Why Business Partners Need to Document Up Early – When You Like Each Other
Another issue I encounter a lot in my practice is business partners who have no documentation in place to define ownership, governance, financial rights/obligations, and exit mechanisms so the business – and the relationship – are protected before disputes arise. Starting a business with a partner is exciting – optimistic, full of momentum. That’s exactly when you should put a strong Operating Agreement or Shareholders’ Agreement in place – when you still like your business partner. Not because you expect things to go wrong – but because you’re smart enough to know life happens.

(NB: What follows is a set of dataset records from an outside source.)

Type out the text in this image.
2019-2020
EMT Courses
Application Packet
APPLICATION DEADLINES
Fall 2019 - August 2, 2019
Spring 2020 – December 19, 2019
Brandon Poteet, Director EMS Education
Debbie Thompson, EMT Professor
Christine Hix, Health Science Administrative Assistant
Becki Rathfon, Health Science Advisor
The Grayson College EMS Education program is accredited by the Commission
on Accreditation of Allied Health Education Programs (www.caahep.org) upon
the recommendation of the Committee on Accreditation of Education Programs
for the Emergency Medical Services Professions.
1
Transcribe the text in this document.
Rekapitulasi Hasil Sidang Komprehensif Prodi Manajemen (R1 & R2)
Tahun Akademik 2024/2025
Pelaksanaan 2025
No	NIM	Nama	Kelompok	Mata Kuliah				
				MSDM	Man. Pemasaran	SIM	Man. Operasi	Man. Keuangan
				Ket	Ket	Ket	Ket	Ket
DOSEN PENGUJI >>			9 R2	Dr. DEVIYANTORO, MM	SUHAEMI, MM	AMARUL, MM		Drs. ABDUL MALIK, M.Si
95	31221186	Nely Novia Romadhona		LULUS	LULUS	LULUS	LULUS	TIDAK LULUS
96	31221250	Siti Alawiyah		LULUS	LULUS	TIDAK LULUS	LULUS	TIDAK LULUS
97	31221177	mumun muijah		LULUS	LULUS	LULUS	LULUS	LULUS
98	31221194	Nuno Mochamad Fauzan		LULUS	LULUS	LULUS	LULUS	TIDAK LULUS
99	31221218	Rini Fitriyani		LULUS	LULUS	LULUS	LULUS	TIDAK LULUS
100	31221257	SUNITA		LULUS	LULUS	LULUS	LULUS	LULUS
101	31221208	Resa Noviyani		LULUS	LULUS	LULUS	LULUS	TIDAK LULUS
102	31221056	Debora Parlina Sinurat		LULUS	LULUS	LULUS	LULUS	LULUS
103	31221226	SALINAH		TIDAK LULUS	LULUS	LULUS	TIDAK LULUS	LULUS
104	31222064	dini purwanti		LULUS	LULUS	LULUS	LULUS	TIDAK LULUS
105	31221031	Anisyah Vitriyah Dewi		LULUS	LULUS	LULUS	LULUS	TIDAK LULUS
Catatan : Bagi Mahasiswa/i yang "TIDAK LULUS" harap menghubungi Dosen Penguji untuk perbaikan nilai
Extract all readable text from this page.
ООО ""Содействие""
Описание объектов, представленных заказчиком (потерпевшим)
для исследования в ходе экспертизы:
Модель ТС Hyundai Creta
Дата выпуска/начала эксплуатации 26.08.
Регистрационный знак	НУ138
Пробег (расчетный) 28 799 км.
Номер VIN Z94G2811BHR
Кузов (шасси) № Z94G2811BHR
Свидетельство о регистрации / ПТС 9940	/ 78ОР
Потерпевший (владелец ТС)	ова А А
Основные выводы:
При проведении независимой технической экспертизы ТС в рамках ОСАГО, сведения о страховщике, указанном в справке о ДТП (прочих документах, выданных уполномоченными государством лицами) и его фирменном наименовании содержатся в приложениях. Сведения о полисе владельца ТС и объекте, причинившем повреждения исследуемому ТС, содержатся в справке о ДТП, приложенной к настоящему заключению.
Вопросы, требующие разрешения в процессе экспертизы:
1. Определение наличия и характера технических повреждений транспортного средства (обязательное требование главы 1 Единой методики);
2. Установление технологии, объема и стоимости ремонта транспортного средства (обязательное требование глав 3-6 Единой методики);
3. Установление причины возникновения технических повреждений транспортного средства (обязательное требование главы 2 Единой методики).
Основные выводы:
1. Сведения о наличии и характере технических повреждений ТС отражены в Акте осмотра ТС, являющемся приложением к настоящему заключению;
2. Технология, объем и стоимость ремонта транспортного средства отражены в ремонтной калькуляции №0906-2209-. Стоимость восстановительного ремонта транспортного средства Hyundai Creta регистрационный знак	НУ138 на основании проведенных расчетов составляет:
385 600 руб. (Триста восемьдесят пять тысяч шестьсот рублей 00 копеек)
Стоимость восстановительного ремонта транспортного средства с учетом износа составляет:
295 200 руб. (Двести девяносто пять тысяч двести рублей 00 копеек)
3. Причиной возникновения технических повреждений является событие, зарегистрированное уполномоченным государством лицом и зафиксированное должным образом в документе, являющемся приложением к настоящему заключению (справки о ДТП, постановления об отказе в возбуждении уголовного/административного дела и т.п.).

Putting Off Operating Agreements or Shareholders’ Agreements Will Cost You Later
A well-drafted Operating Agreement or Shareholders’ Agreement (not pulled from the internet) answers the hard questions before they become real problems. What if the honeymoon phase ends and:
- A partner wants out
- A partner is making unilateral decisions without your input or approval
- A partner stops pulling his or her weight
- A spouse becomes your unintended partner through divorce or unexpected death
And these are just a handful of issues to consider. If you haven’t addressed these issues on the front end, you’re not “saving money.” You’re deferring a much more expensive conversation. Planning for the future at formation of the business isn’t pessimistic – it’s smart. Plan while you’re aligned with your business partner because negotiating during conflict is expensive. Trust me – I could tell you some war stories.